When Tina came to work for us back in the 50s, my mom said they were the the same age, and only three days apart. But I found out a few days ago, that while their birthdays were only three days apart, Tina was actually eight years older than my mom. And my mom was speechless when I told her the news a few days ago.

But it was true that their mothers really did have the same first name: Josephine.

Tina often told me about her life when she was getting ready to go home after work. She spent a lot of time in the bathroom getting cleaned up and beautifully dressed–from her underwear to her outerwear. And she applied an assortment of beautiful makeup made for black women before she left, after she fixed her hair up to the hilt, too.

It always intrigued me as to what all she was doing in the bathroom. So I would sometimes go into the bathroom with her, put the toilet lid down and and sit and watch her. And we’d talk.

When she was ready, she’d put on one of her beautiful jackets, and neatly fold one of the the short sleeveless house dresses she wore when she worked.

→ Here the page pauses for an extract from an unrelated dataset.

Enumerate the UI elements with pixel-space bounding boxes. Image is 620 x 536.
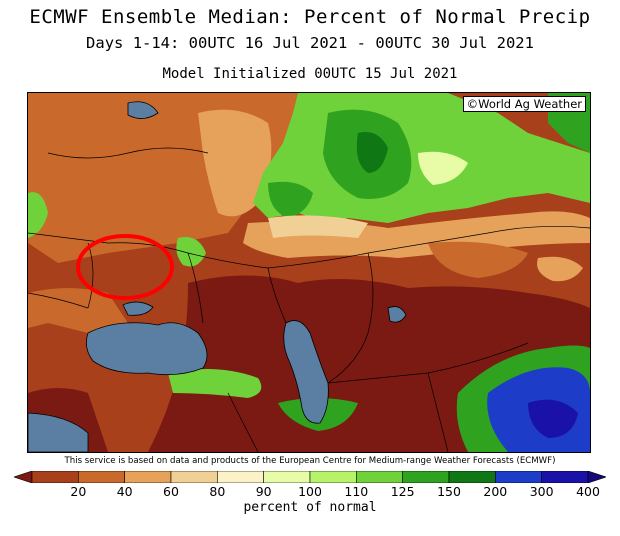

And then put it–and the comfortable house slippers she wore while working–into a fancy tote bag filled with her wallet and a lot of magazines like Ebony and Jet and gossip and scandal newspapers that everyone loved back then. I always wondered what she’d be doing later, dressed and made up so beautifully for her trip home.

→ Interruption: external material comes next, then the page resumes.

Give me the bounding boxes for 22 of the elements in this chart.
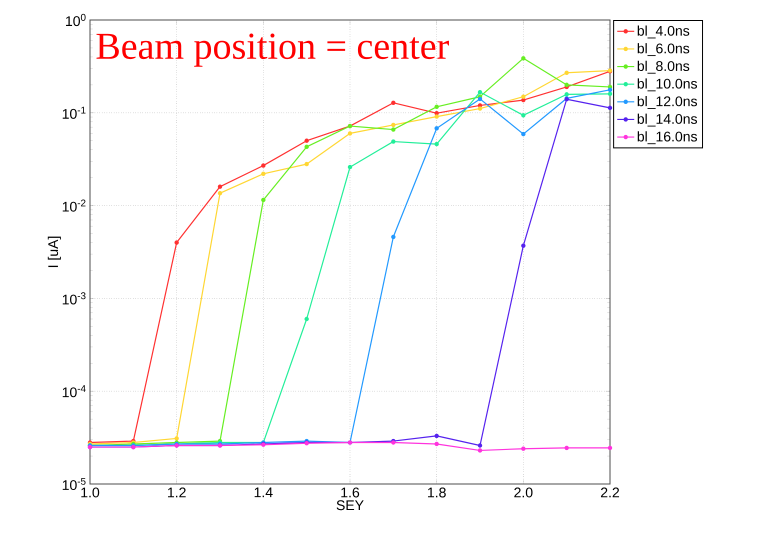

For many years, Tina had a gold cap on one of her front teeth with a star in the middle. That came off at some point (why I don’t know) and it took time to get used to her without it.

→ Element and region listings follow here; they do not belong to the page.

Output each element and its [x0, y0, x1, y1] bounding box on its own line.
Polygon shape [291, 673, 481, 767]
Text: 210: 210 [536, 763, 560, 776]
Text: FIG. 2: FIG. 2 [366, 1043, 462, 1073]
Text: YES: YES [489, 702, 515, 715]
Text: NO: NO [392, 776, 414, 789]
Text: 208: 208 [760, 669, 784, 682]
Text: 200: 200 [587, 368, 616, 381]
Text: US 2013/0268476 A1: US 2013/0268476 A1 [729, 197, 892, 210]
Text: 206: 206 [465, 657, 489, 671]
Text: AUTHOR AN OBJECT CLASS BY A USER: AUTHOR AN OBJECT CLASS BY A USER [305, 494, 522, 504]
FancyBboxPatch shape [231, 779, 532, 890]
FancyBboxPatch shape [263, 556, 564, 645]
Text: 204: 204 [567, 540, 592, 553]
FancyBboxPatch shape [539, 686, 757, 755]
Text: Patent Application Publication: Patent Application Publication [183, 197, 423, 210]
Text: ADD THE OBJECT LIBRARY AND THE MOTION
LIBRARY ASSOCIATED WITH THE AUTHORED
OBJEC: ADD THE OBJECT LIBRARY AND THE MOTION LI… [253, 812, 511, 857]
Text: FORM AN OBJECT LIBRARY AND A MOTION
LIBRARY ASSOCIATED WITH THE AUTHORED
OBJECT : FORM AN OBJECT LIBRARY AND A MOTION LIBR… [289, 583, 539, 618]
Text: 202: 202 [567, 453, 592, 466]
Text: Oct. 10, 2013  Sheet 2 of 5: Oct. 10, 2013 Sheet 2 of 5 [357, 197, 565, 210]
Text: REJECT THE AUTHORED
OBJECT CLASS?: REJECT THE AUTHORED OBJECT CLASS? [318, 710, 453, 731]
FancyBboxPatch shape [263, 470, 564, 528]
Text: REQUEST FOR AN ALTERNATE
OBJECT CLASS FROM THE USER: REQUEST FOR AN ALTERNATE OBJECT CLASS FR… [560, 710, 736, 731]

Sometimes she’d tell my mom things about her personal life (and I’m suddenly remembering the name of one of the serious boyfriends she had that she and my mom talked about) and she’d also tell my mom about her grandson who she was trying to keep out of the gangs.

She lamented how hard it was to do that (even back then) but she finally sent him down south to live with relatives–where she’d lived before migrating north during the Great Migration.

Speaking of which, I wish I’d asked Tina more about what it was like when she first got to Chicago and moved to the South Side.

She talked about baseball a lot with my dad. Tina knew as much as he did (and he knew everything) and they had a lot of fun talking about the players, the games and the scores. He loved to kid Tina about one thing or another, too–and she loved to laugh it up with him.

Tina had a sister named Myrtle, and Myrtle had a daughter named Jewel, and they both visited Tina now and then at our house–so Jewel and I could play together. We spent a lot of time playing pick-up-sticks, marbles, card games like “War,” and dolls, and we knitted, too, and had hula hoop contests. My mom said recently that she’d heard way back when that Jewel became a computer programmer in the early days before anyone even knew what one was. That didn’t surprise me. She was very smart.

Once when Tina was cleaning the first apartment I was living in with my second husband Paul, he had to run out one afternoon to be on a radio talk show about politics that was going to broadcast live. He was a journalist who had become Deputy Mayor under Jane Byrne and then became a political columnist at Chicago Magazine.

We said we’d listen–and we did.

We listened and the panelists quickly turned to the topic of race in Chicago. It was the early 1980s and the issue, like now, was a hot one. And I felt very uncomfortable sitting there with Tina listening. Neither of us said anything and I always wondered what she made of it, if anything.

I always wondered what went through her mind that afternoon.

Because we often did–when they happened–talk about things like the 1968 riots on the West Side after Dr. Martin Luther King was killed. And other news events that were all about race.

But this time we didn’t. We were silent.

I’ll never get the chance to ask her if she remembers that day. And our silence. And I’ll never know. But I can sort of speculate–if I could ask her about that day sitting by the radio in 1981–what she might say.